This is an imitation learning implementation that contains both the DAgger and standard supervised learning algorithms. The main task is to train a neural network policy that allows the robot to navigate in the turtlebot3_house gazebo environment from room A to room B in the following figure:
We use the ROS Navigation Stack as the expert policy in this case. Packages relevant to turtlebot3_navigation
are modified and included in this repository.
Clone the repository.
cd ~/catkin_ws/src/
git clone https://github.com/jeffrey-fong/ImitationLearning-Turtlebot3.git
cd ~/catkin_ws/ && catkin_make
After cloning the repository, create a virtual environment with virtualenv
or conda
and install the dependencies in requirements.txt
. This is compatible with Python 3.6.
Run the following commands in different terminals:
- Launch the turtlebot3_house environment
roslaunch turtlebot3_gazebo turtlebot3_house.launch
- Run the
reset_robot_pos
node to set the robot's position to the start at room A
rosrun imitation_learning reset_robot_pos
- Launch the ROS Navigation Stack to initialize the expert
roslaunch turtlebot3_navigation turtlebot3_navigation.launch map_file:=$HOME/catkin_ws/src/ImitationLearning_Turtlebot3/imitation_learning/house_map.yaml
- Run either DAgger (
daglearner
node) or supervised learning (learner
node) algorithms in a terminal with the virtual environment
source venv/bin/activate
rosrun imitation_learning daglearner
- Run the teleop_key to change between different modes
rosrun imitation_learning turtlebot3_teleop_key
For both learner and daglearner, press ’1’ in the terminal running turtlebot3_teleop_key
to start collecting data. The robot will start moving to the goal position. Once the robot reaches the goal position, learner
will reset the robot’s pose to the start and begin the next demonstration immediately. Contrarily, daglearner
will reset the robot pose, train the neural network policy, then start the next demonstration. This process will repeat until it is stopped manually by quitting the program. For learner
, press ’2’ after collecting enough demonstrations to train the neural network. Press ’3’ to switch to EXECUTE mode.

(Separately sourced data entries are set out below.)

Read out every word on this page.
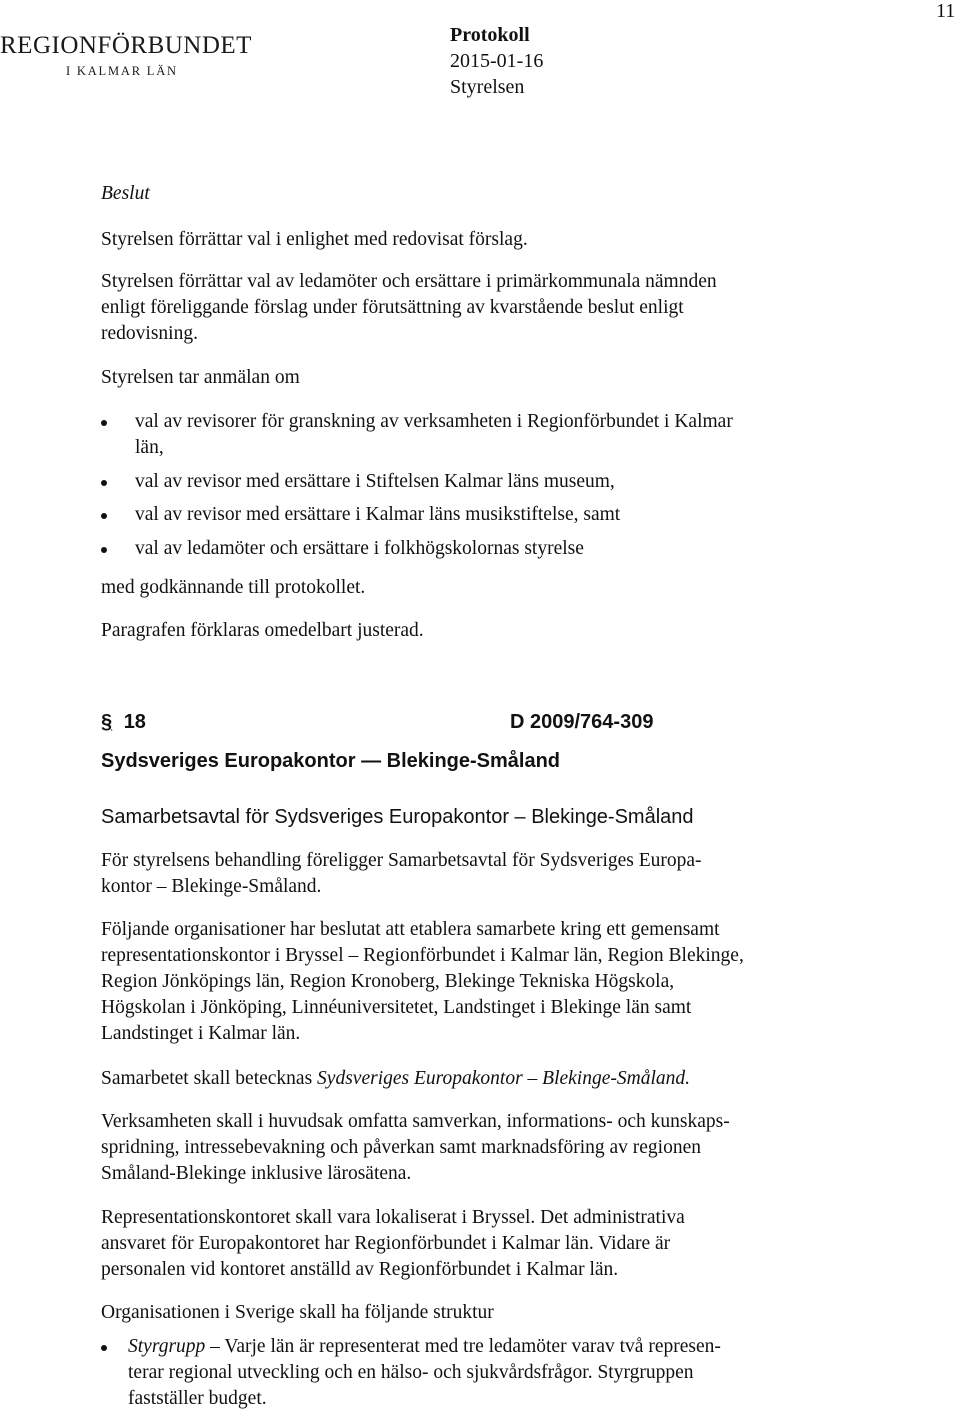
11
REGIONFÖRBUNDET
I KALMAR LÄN
Protokoll
2015-01-16
Styrelsen

Beslut

Styrelsen förrättar val i enlighet med redovisat förslag.

Styrelsen förrättar val av ledamöter och ersättare i primärkommunala nämnden

enligt föreliggande förslag under förutsättning av kvarstående beslut enligt

redovisning.

Styrelsen tar anmälan om

val av revisorer för granskning av verksamheten i Regionförbundet i Kalmar
län,
val av revisor med ersättare i Stiftelsen Kalmar läns museum,
val av revisor med ersättare i Kalmar läns musikstiftelse, samt
val av ledamöter och ersättare i folkhögskolornas styrelse

med godkännande till protokollet.

Paragrafen förklaras omedelbart justerad.

§ 18	D 2009/764-309
Sydsveriges Europakontor — Blekinge-Småland
Samarbetsavtal för Sydsveriges Europakontor – Blekinge-Småland

För styrelsens behandling föreligger Samarbetsavtal för Sydsveriges Europa-

kontor – Blekinge-Småland.

Följande organisationer har beslutat att etablera samarbete kring ett gemensamt

representationskontor i Bryssel – Regionförbundet i Kalmar län, Region Blekinge,

Region Jönköpings län, Region Kronoberg, Blekinge Tekniska Högskola,

Högskolan i Jönköping, Linnéuniversitetet, Landstinget i Blekinge län samt

Landstinget i Kalmar län.

Samarbetet skall betecknas Sydsveriges Europakontor – Blekinge-Småland.

Verksamheten skall i huvudsak omfatta samverkan, informations- och kunskaps-

spridning, intressebevakning och påverkan samt marknadsföring av regionen

Småland-Blekinge inklusive lärosätena.

Representationskontoret skall vara lokaliserat i Bryssel. Det administrativa

ansvaret för Europakontoret har Regionförbundet i Kalmar län. Vidare är

personalen vid kontoret anställd av Regionförbundet i Kalmar län.

Organisationen i Sverige skall ha följande struktur

Styrgrupp – Varje län är representerat med tre ledamöter varav två represen-
terar regional utveckling och en hälso- och sjukvårdsfrågor. Styrgruppen
fastställer budget.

To evaluate a single policy, run the policyexec
node after running reset_robot_pos
.
source venv/bin/activate
rosrun imitation_learning policyexec
The robot will start moving once the program starts and resets at the goal position, followed by the program quitting itself. An trained model (best_model.pt) has been included for testing after setting up. It was trained using DAgger with 20 demonstrations.
DAgger is compared against standard supervised learning through the number of times the robot succeeded to get to room B over 10 tries given varying demonstrations. DAgger clearly outperforms supervised learning in terms of average performance and learning speed. This demonstrates DAgger's ability to reduce distribution shift in the training and testing data.